* Paul Reiners <paul.reiners@gmail.com> [Sep 15. 2009 12:54]:
[...]
In other words:
I want to efficiently calculate: r[n] = sqrt(x[n]*x[n] + y*y)). I can save information from the previous iteration. Each iteration changes by incrementing n, so x[n] = x[n-1] + 1. I can not use sqrt or trig functions because they are too slow except at the beginning of each scanline.
I can use approximations as long as they are good enough (less than 0.l% error) and the errors introduced are smooth (I can't bin to a pre-calculated table of approximations). [...]

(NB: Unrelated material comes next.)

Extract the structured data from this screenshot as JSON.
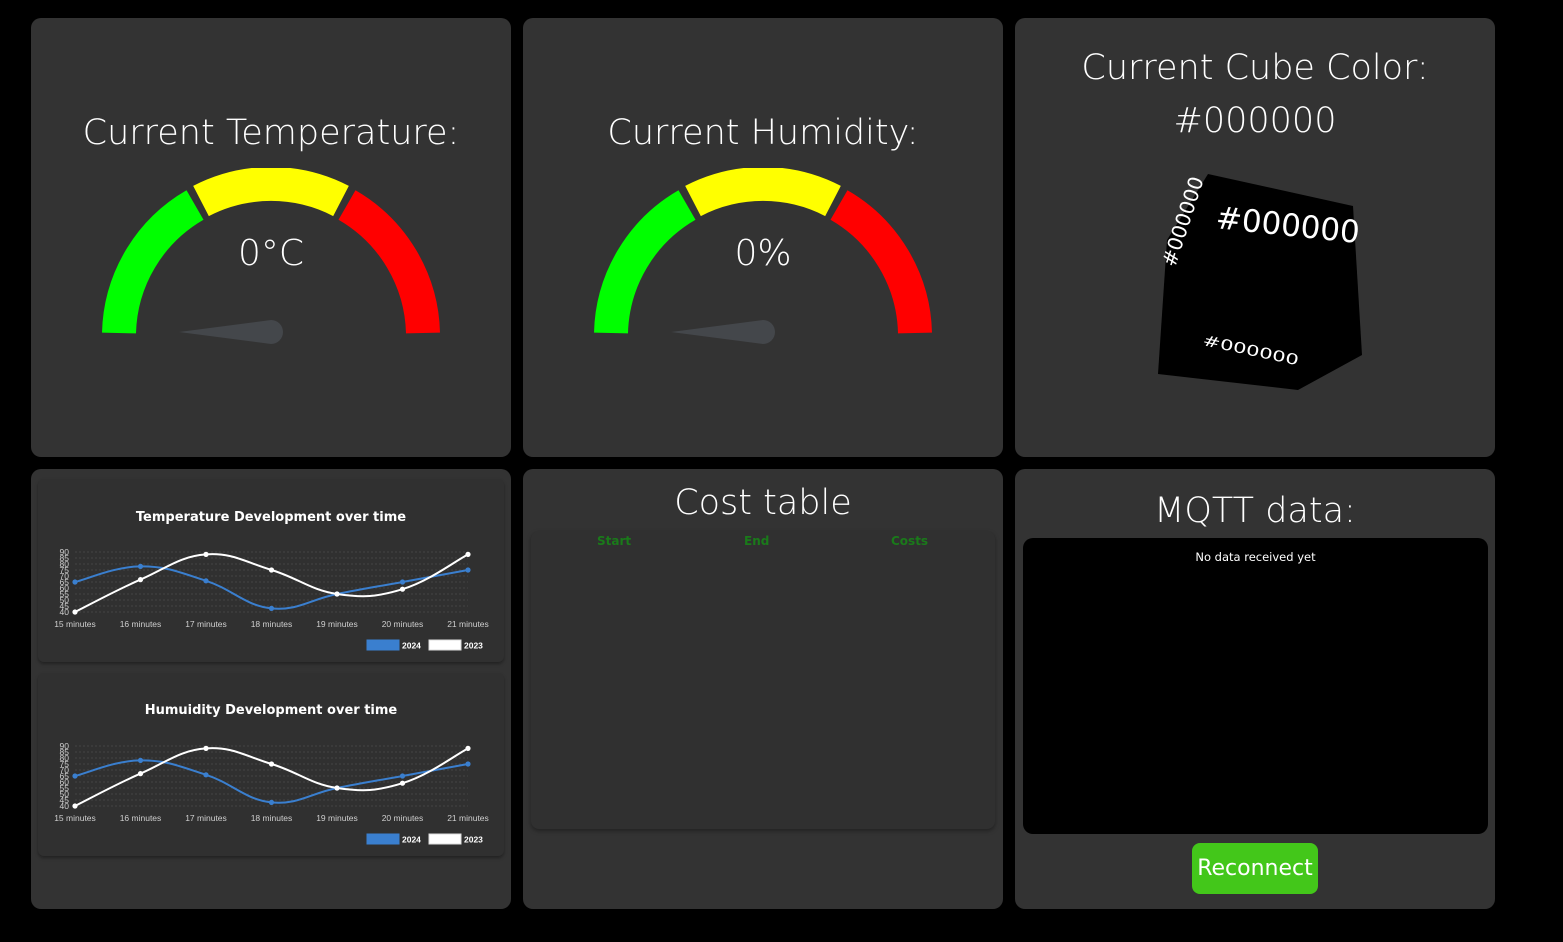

Could you use the inverse sqrt? (should be fine if the quantity is used only for comparison) If so, compute the first 1/sqrt(.) and update with the divisionless iteration (second or third order) for 1/sqrt(.): 1/sqrt(d)= x*1/sqrt(1-y) where y=1-d*x^2 1/sqrt(d) = x * ( 1 + y/2 + 3*y^2/8 + ... ) 2nd order iteration is x_+ := x * ( 1 + y/2 ) 3rd order is x_+ := x * ( 1 + y/2 + 3*y^2/8 ) Also pulling out y may help: sqrt(y^2+(x+1)^2) == y* sqrt(1 + ((x+1)/y)^2 ) (precompute 1/y, so division becomes multiplication) Btw. SIMD instruction sets tend to have a fast and low accuracy sqrt() ( and slightly faster 1/sqrt() ).